Pecking House Settles Down in Park Slope

Pecking House, the insanely popular nomadic restaurant where crisp chili fried chicken is the star, opens on the edge of Park Slope and Prospect Heights.

Pecking House Settles Down in Park Slope

Who would like a perfectly crisp chili fried chicken? Turns out, a lot of people in Brooklyn.

Pecking House opened on September 9 on the edge of Park Slope and Prospect Heights to a packed house, the best kind of welcome a neighborhood could offer to Eric Huang and Maya Ferrante, who'd been running an insanely popular fried chicken operation out of Queens. Now they can walk to their restaurant if they want to.  

During the last two years, Pecking House, a nomadic kitchen, churned out 150 pounds of chicken daily and still had a months-long waiting list. Huang had planned to open an upscale Chinese restaurant, building on his experience with his fine background at Eleven Madison Park. Then the pandemic hit, and everything changed.  

What Huang created on a whim in his uncle's pandemic-closed kitchen at Peking House in Queens, he told Esquire, became an overnight success, and soon Huang had brought on Maya Ferrante, with whom he had worked at the Gramercy Tavern. Within a year, they were looking for a more permanent space, and they knew exactly where.

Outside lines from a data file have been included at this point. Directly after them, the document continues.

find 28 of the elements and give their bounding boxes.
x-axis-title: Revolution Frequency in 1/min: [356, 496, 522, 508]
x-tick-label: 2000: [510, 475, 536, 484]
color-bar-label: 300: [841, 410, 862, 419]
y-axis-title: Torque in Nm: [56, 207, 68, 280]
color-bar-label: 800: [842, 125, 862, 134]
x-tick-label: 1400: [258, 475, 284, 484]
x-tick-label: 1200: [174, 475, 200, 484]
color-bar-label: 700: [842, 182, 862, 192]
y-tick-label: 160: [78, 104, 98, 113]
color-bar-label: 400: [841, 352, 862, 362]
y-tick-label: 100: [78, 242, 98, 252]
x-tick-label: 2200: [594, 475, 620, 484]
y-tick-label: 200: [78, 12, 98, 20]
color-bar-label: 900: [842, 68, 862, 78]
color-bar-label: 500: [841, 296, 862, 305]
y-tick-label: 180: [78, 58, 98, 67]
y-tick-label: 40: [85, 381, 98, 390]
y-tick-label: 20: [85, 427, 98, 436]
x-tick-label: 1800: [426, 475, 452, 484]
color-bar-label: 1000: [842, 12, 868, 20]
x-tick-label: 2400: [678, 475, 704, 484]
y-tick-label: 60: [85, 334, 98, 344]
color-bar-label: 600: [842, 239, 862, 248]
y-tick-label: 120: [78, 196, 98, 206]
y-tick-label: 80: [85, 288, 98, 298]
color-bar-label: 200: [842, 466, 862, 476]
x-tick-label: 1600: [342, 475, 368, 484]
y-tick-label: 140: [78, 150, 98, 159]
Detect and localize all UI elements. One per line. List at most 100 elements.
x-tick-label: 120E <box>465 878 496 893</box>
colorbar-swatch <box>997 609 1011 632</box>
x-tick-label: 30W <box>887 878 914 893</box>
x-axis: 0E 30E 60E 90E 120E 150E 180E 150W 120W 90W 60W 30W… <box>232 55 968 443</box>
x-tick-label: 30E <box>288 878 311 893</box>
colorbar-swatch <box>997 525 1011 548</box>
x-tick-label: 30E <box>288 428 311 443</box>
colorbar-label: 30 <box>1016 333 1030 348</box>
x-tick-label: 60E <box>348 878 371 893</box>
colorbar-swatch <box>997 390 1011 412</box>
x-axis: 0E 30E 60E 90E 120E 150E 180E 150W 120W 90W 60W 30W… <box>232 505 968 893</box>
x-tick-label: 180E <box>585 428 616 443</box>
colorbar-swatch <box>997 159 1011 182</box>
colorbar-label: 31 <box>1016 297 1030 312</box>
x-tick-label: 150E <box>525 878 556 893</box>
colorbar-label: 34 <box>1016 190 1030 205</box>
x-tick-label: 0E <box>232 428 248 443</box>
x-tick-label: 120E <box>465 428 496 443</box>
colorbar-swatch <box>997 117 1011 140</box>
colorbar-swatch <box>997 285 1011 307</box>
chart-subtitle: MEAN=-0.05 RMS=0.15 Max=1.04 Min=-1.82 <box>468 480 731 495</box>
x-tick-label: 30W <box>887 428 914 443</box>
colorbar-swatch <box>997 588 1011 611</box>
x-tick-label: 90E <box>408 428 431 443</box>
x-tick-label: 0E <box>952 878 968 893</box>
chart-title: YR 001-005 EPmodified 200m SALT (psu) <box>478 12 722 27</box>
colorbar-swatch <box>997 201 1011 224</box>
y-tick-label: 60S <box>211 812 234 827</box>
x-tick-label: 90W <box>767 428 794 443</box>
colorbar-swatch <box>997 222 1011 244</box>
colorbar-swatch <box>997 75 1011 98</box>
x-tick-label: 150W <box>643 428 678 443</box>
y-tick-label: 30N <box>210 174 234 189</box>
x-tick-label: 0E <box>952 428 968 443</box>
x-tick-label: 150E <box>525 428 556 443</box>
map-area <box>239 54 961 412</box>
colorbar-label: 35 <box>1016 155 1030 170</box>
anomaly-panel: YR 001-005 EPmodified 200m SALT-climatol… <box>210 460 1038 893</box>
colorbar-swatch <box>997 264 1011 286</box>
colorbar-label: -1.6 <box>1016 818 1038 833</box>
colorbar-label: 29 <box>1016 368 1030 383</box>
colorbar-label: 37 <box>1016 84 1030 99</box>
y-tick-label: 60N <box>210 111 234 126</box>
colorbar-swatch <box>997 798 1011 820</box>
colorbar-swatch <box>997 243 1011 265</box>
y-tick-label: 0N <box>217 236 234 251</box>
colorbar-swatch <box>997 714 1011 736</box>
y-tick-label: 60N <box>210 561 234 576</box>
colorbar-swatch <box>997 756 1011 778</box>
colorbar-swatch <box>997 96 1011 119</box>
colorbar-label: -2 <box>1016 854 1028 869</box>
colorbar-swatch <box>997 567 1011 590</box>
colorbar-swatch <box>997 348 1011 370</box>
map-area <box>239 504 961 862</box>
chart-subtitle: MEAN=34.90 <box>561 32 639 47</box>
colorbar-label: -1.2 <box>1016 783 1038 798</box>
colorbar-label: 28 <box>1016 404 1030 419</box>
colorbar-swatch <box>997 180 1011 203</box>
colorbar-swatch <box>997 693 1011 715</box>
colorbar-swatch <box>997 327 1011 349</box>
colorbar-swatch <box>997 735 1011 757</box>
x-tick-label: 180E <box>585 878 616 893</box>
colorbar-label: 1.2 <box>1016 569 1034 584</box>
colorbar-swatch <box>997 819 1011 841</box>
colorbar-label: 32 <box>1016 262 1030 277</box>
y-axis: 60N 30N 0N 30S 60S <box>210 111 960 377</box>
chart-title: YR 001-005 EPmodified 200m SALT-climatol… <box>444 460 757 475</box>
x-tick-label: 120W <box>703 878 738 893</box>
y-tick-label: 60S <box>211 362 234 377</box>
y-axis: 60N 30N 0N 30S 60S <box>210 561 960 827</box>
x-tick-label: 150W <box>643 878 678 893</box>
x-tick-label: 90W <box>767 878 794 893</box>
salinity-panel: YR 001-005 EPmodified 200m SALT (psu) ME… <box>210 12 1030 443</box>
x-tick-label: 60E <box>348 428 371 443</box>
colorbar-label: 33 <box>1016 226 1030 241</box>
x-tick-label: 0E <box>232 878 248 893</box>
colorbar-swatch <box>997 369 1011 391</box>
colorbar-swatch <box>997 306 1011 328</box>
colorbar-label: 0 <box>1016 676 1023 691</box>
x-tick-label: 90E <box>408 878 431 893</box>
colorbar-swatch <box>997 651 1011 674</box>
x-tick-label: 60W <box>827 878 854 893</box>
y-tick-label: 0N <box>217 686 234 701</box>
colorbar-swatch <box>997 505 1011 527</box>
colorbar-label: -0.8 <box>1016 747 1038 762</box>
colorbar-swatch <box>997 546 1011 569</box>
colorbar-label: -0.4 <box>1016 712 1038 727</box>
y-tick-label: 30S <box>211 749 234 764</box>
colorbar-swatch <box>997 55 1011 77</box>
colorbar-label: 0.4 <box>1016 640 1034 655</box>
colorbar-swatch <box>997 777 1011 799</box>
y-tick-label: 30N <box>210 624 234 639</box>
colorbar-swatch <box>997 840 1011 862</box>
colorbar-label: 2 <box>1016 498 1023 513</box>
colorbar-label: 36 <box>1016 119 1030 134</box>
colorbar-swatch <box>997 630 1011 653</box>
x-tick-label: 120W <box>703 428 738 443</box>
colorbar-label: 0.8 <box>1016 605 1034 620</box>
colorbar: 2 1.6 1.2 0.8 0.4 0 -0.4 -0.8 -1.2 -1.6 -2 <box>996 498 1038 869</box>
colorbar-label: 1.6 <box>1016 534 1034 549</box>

"We weren't using DoorDash, GrubHub, or Uber Eats, so we knew where most of our deliveries were going," Ferrante said. "A good chunk of our consistent orders came from Park Slope, Prospect Heights, Windsor Terrace, Cobble Hill. So it just made sense for us to look around there. And this location is perfect - it's great to be able to walk home."  

The plan was to open by April, but these days, the best-laid plans keep getting disrupted  -  getting approvals in a city where every agency is short-staffed was an epic undertaking, adding months to the process. "Everyone warned me about the liquor license," he laughed, "but that was the easy bit." What proved most challenging was running a restaurant while trying to open a physical location.

"Being a nomadic restaurant is not terribly fun. All your stuff is everywhere, and getting your team and all your supplies and equipment to one place is really, really difficult," Huang says. "So, as chaotic as the construction was, when finally the paper came down in the windows, and we were able to see the view the first time – that was really amazing."

"We were about an hour and a half away from opening, and we were still painting, and drilling lights in, and construction was still happening. And there were people outside. They're like, "Did we get the day wrong? Is it tomorrow?" We're like, "No, no, it's happening right now." That was about 30 seconds of great excitement, calm, and happiness before we got right back to finishing the bar."

It has been both exciting and humbling to be open, they say.

"It's great to see people getting to enjoy our food," Ferrante says, after being delivery-only for so long. "As a chef or cook, you put your heart and soul into it. And now we have a dining room with an open kitchen where we can see that and interact with our guests and our team."

"It continues to feel amazing to have a full dining room, the energy, the noise," Huang says. "There's no pretense to it. I'm incredibly grateful. It feels really good. And we are not taking it for granted."

One person who's yet to visit? Huang's mom. Their families have been very supportive and understanding of the crazy hours they have been keeping, and they are grateful, but Eric would like her to visit her 'grandchild' very much.

For now, the restaurant is open for dine-in only and very limited takeout, but bigger plans are already on the horizon.

"We'll have more than one location; that was always the plan. Where? We're looking from Inwood to Flatbush," Ferrante laughs.

One thing that will not change no matter where they end up will be the chili fried chicken.